The tiny child, named Elsie, weighed less than a bag of sugar - just 1lb 10oz – when she made her early entrance in April.

She was not expected to make it to even her due date with doctors telling the family, of Clitheroe, Lancashire, to be prepared for the worst.

But six months later, the little fighter is enjoying life like any other baby.

Terrified mum Kenya Jade Latimer, 21, was rushed to Burnley General Hospital by partner Ashley, 29, when she began experiencing labour pains on 3 April at just 24 weeks.

Talking about first seeing her daughter, she said: "She was so tiny. It was surreal and I was in shock. Everything happened so fast.

"One minute she was delivered, the next she was taken away from us to the neo-natal intensive care unit and placed on a ventilator.

"We were not even allowed to hold her because she was so fragile. Her skin was so delicate.

"It was heart-breaking.
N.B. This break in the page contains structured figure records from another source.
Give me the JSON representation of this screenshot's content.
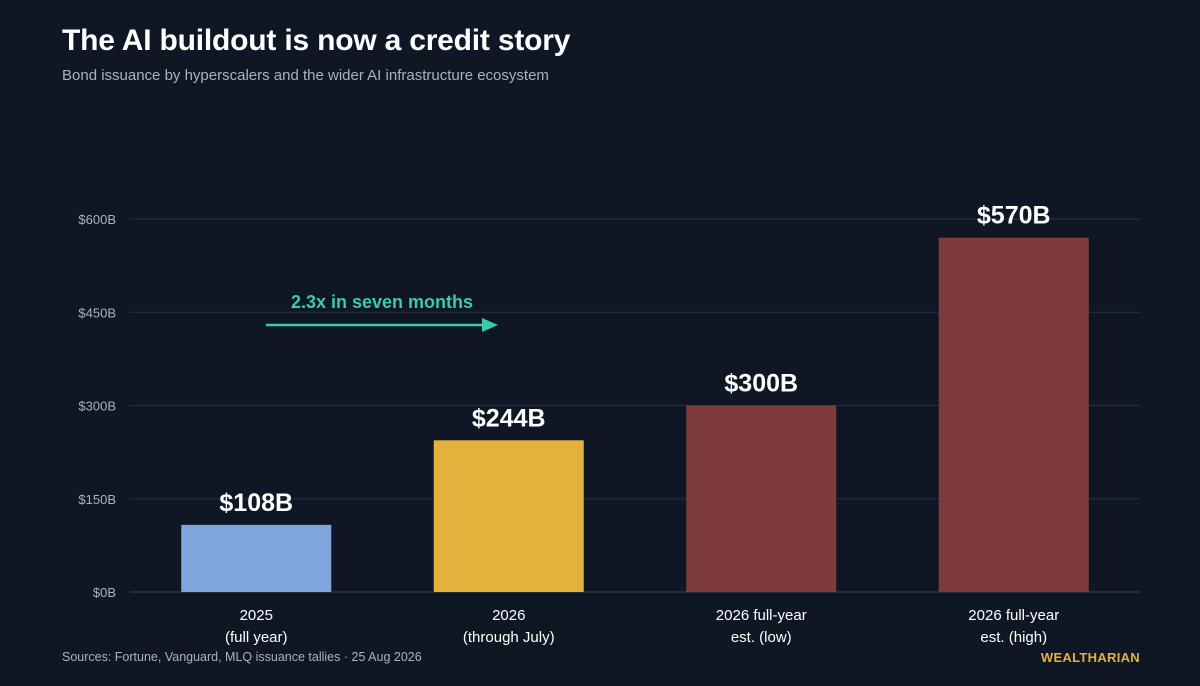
{
  "header": {
    "title": "The AI buildout is now a credit story",
    "subtitle": "Bond issuance by hyperscalers and the wider AI infrastructure ecosystem"
  },
  "chart_data": {
    "type": "bar",
    "categories": [
      [
        "2025",
        "(full year)"
      ],
      [
        "2026",
        "(through July)"
      ],
      [
        "2026 full-year",
        "est. (low)"
      ],
      [
        "2026 full-year",
        "est. (high)"
      ]
    ],
    "values": [
      108,
      244,
      300,
      570
    ],
    "value_labels": [
      "$108B",
      "$244B",
      "$300B",
      "$570B"
    ],
    "colors": [
      "#7fa7dc",
      "#e3b23c",
      "#7d3b3b",
      "#7d3b3b"
    ],
    "yticks": [
      0,
      150,
      300,
      450,
      600
    ],
    "ytick_labels": [
      "$0B",
      "$150B",
      "$300B",
      "$450B",
      "$600B"
    ],
    "ylim": [
      0,
      600
    ],
    "grid": true,
    "annotation": {
      "text": "2.3x in seven months",
      "color": "#3fc7b0"
    }
  },
  "footer": {
    "sources": "Sources: Fortune, Vanguard, MLQ issuance tallies  ·  25 Aug 2026",
    "brand": "WEALTHARIAN"
  }
}
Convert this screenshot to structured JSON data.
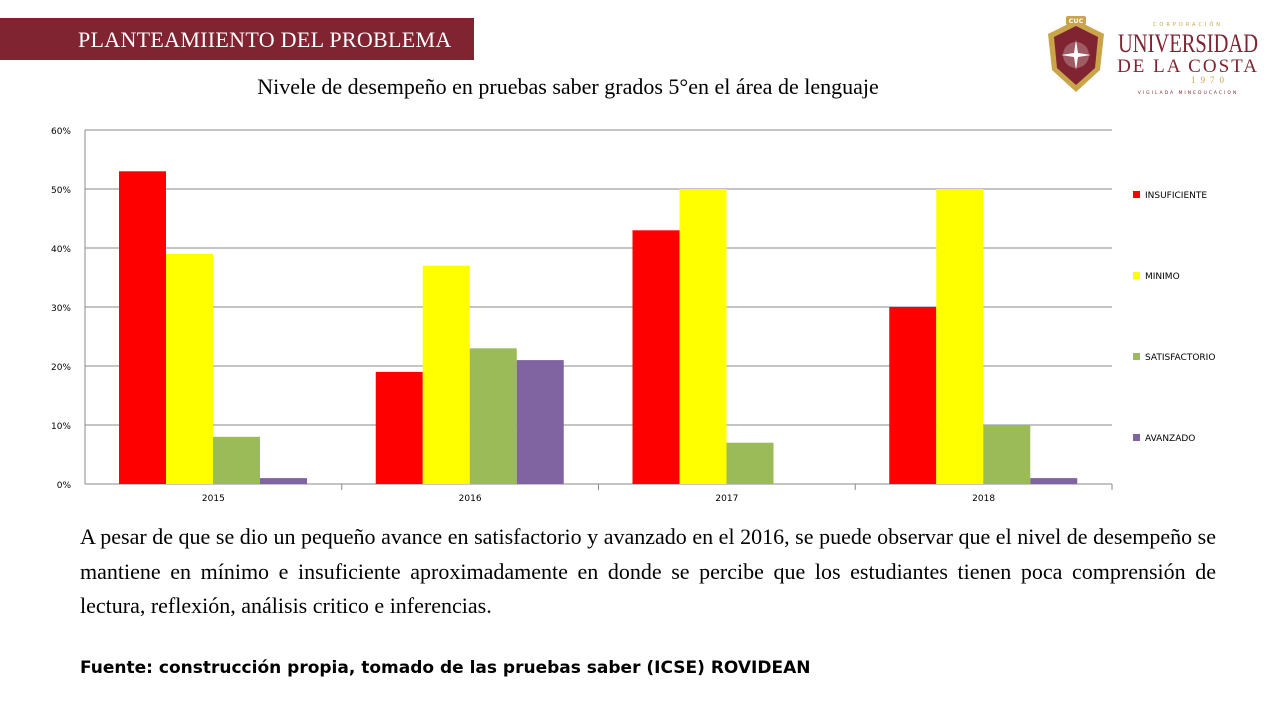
{
  "header": {
    "title": "PLANTEAMIIENTO DEL PROBLEMA"
  },
  "logo": {
    "top_text": "CUC",
    "corp_text": "CORPORACIÓN",
    "line1": "UNIVERSIDAD",
    "line2": "DE LA COSTA",
    "year": "1970",
    "tagline": "VIGILADA MINEDUCACIÓN",
    "colors": {
      "maroon": "#7f2430",
      "gold": "#c9a449"
    }
  },
  "chart_title": "Nivele de desempeño en  pruebas saber grados 5°en el área de lenguaje",
  "chart_data": {
    "type": "bar",
    "categories": [
      "2015",
      "2016",
      "2017",
      "2018"
    ],
    "series": [
      {
        "name": "INSUFICIENTE",
        "color": "#ff0000",
        "values": [
          0.53,
          0.19,
          0.43,
          0.3
        ]
      },
      {
        "name": "MINIMO",
        "color": "#ffff00",
        "values": [
          0.39,
          0.37,
          0.5,
          0.5
        ]
      },
      {
        "name": "SATISFACTORIO",
        "color": "#9bbb59",
        "values": [
          0.08,
          0.23,
          0.07,
          0.1
        ]
      },
      {
        "name": "AVANZADO",
        "color": "#8064a2",
        "values": [
          0.01,
          0.21,
          0.0,
          0.01
        ]
      }
    ],
    "ylim": [
      0,
      0.6
    ],
    "yticks": [
      "0%",
      "10%",
      "20%",
      "30%",
      "40%",
      "50%",
      "60%"
    ],
    "grid": true,
    "legend_position": "right"
  },
  "body": {
    "paragraph": "A pesar de que se dio un pequeño avance en satisfactorio y avanzado en el 2016, se puede observar que el nivel de desempeño se mantiene en mínimo  e insuficiente  aproximadamente en donde se percibe que los estudiantes  tienen poca comprensión de lectura, reflexión, análisis critico e inferencias."
  },
  "source": "Fuente: construcción propia, tomado de las pruebas saber (ICSE) ROVIDEAN"
}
You don't know what to do or think when something like this happens - you just have to deal with it."

( SWNS.com)

Two weeks before baby Elsie was born, Ms Latimer began experiencing problems: "I had a normal pregnancy until I began bleeding at 22 weeks.

"I was taken to hospital where the doctors told me I was 4cm dilated and also warned that the odds of the baby surviving were slim. We were so shocked and upset.

"They discussed my options one of which was a surgical procedure called a 'cervical stitch' to prevent pre-term birth. It was a risky procedure and we were very lucky it worked.

"However, two weeks later, I began experiencing contractions again and this time I knew the baby was coming."

As part of her treatment immediately after birth, Elsie was monitored 24 hours a day, given special care and underwent laser eye surgery to treat retinopathy of prematurity.

Ms Latimer said: "Ashley and I sat beside her every day from lunchtime until 9 pm, willing her to pull through.

"It was physically and emotionally draining and we never imagined the first few months of our newborn's life would begin like this."

But following weeks of specialist care at the hospital's neonatal intensive care unit, Elsie was discharged home on 5 August.

Ms Latimer said: "Elsie is a beautiful little baby - our little bundle of joy. She has settled at home really well. She is gaining weight and is teething. Elsie is our little miracle and we love her to bits.”